The file contents should be like this:

foo
foobar
bar

foo or foobar can exist alone. But bar must be after foo and can't occur without foo. So any occurrences of bar without foo, I want to delete.

For my use case (the issue), bar was always coming before foo once and after foo once.

bar
...
foo
foobar
bar

So I used grep to find the number of occurrences and sed to delete the 1st occurrence of bar if there are more than one bar.

But I was wondering, is it possible with sed or some other tool to actually find the previous occurrence of foo and keep a count. If it's not followed by a foo of its own, delete the bar. Like all the cases below.

1.(delete 1st bar)

bar
...
foo
foobar
bar

2.(delete 2nd bar because even though there is a foo before it, it's already counted for 1st bar)

foo
foobar
bar
...
bar

3.(delete 2nd and 4th bar)

foo
foobar
bar
...
bar
...
foo
bar
...
bar
awk '/^bar/{if (k) k=0; else next} /^foo/{k=1} 1' file

k means keep the line, it expires at first bar found after foo .

is it possible with sed or some other tool to actually find the previous occurrence of foo and keep a count.
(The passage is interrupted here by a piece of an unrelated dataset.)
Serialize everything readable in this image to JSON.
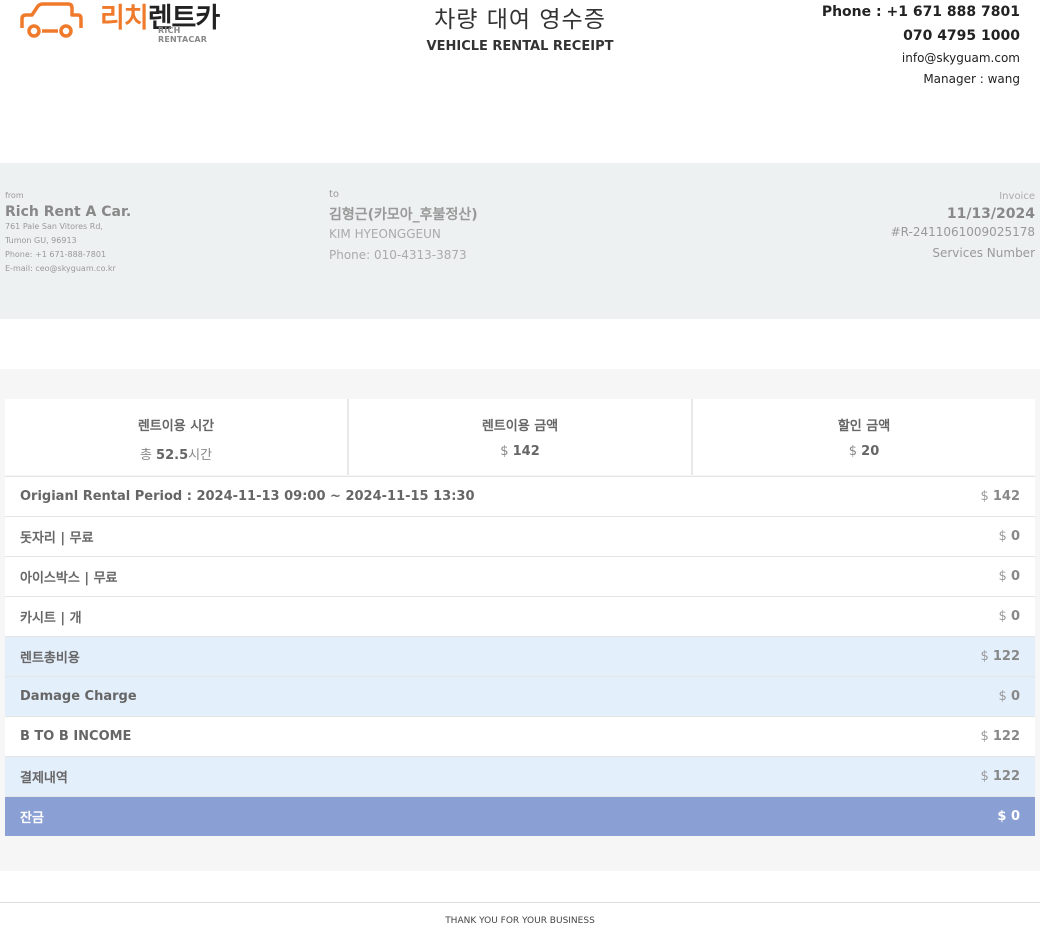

It is possible with sed , in principle, to keep a running count the number of appearances of foo . For example, performing an H command for each foo line would do this, though the resulting count would be in a form that was a bit tricky to use.
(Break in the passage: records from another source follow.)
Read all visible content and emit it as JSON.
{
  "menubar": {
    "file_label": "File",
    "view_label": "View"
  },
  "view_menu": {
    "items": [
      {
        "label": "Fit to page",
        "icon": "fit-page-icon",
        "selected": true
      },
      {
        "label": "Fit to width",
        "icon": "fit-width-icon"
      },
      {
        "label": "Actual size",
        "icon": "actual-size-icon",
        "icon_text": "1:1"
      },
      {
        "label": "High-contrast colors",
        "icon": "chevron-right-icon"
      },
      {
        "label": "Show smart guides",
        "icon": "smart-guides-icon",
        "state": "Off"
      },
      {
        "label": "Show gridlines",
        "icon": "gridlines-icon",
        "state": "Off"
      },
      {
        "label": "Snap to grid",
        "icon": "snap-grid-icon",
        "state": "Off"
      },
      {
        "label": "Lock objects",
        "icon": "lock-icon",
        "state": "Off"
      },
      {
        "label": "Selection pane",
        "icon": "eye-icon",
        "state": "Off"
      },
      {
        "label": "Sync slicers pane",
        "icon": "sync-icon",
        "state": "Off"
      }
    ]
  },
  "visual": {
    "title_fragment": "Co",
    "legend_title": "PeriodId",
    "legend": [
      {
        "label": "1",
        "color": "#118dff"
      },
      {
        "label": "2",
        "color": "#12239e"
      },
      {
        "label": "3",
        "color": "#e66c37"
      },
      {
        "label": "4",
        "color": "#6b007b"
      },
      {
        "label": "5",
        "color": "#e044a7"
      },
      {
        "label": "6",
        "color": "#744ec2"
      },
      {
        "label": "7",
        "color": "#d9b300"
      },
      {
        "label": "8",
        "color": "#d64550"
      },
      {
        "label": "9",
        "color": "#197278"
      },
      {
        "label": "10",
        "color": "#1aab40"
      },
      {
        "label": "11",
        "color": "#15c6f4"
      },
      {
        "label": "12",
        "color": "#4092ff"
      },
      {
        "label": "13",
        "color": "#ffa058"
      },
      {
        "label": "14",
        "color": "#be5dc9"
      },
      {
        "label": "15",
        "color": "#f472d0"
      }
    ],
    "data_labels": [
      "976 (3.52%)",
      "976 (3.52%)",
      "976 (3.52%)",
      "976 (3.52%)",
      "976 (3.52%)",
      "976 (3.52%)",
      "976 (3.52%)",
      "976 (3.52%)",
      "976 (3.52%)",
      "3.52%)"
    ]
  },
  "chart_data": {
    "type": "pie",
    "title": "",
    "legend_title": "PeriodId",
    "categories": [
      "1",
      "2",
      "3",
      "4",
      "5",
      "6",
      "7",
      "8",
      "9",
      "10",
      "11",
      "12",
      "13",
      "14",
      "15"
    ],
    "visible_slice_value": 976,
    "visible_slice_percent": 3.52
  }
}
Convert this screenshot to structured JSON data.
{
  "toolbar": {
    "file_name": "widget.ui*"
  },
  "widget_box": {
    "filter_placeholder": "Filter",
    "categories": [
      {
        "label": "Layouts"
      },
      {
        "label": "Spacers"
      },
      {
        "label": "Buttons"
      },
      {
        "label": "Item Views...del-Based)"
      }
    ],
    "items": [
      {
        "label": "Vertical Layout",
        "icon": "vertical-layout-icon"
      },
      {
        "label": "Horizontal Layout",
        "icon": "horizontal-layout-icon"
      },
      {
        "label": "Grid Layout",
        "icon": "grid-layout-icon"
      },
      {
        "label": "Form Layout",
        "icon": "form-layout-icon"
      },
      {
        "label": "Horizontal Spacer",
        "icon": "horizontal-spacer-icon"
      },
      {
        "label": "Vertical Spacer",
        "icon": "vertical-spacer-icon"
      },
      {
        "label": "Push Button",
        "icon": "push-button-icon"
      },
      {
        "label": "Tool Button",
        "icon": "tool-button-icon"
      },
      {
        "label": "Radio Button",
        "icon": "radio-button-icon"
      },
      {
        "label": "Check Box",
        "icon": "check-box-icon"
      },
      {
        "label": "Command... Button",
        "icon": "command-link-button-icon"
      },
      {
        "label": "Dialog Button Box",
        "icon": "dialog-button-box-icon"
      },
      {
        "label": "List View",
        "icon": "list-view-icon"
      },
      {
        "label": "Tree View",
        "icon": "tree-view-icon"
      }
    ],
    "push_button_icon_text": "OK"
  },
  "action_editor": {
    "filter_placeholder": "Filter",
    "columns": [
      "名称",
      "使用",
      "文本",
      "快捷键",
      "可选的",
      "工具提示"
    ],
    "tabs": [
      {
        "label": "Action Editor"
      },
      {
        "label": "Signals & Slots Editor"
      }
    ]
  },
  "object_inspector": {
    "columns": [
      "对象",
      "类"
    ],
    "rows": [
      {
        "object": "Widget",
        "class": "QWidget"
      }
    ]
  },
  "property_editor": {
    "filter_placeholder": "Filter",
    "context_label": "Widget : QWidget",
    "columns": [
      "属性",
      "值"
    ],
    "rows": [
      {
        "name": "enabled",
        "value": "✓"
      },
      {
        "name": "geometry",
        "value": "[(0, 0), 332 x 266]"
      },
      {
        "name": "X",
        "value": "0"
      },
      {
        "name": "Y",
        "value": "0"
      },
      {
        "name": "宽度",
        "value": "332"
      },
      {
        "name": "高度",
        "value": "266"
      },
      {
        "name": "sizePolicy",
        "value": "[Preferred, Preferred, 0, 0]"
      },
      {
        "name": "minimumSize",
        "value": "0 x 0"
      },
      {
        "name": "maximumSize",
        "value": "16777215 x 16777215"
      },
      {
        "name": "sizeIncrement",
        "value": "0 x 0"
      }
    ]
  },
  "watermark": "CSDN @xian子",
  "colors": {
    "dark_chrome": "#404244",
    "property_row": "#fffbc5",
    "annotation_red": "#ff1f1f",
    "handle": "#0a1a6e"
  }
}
But it sounds like you don't really need a count so much as you need a flag to report on whether any foo s have yet been seen. For that, I would just use an h command. An overall sed program to delete all bar lines that precede the first foo line, leaving all other lines unchanged, could look like this:

# When a 'foo' line is encountered, copy it to the hold space
/^foo$/ h
# If is a 'bar' then print or delete it, as appropriate
/^bar$/ {
# Append a newline and the contents of the hold space to the pattern space
G
# If the pattern space (now) ends in `foo`, then print up to the first newline of it
/foo$/ P
# delete the contents of the pattern space and start the next cycle
d
}

You can put that in a file and use sed 's -f option to read the commands from there, or you can put it directly on the command line by removing the comments and concatenating the lines with semicolon delimiters:

sed '/^foo$/ h; /^bar$/ {G; /foo$/ P; d; }' input > output

Update

Simpler, though, and clearer would be to express what you intend via an address range:

# For all lines from before the first through one containing foo
0,/^foo$/ {
# delete bar lines
/^bar$/ d
}

Or in a single command:

sed '0,/^foo$/ { /^bar$/ d; }' input > output

However, use of line number 0 as an address or in an address range may require GNU sed . It definitely works with GNU sed , but POSIX specifications for sed do not clearly indicate that it is supported.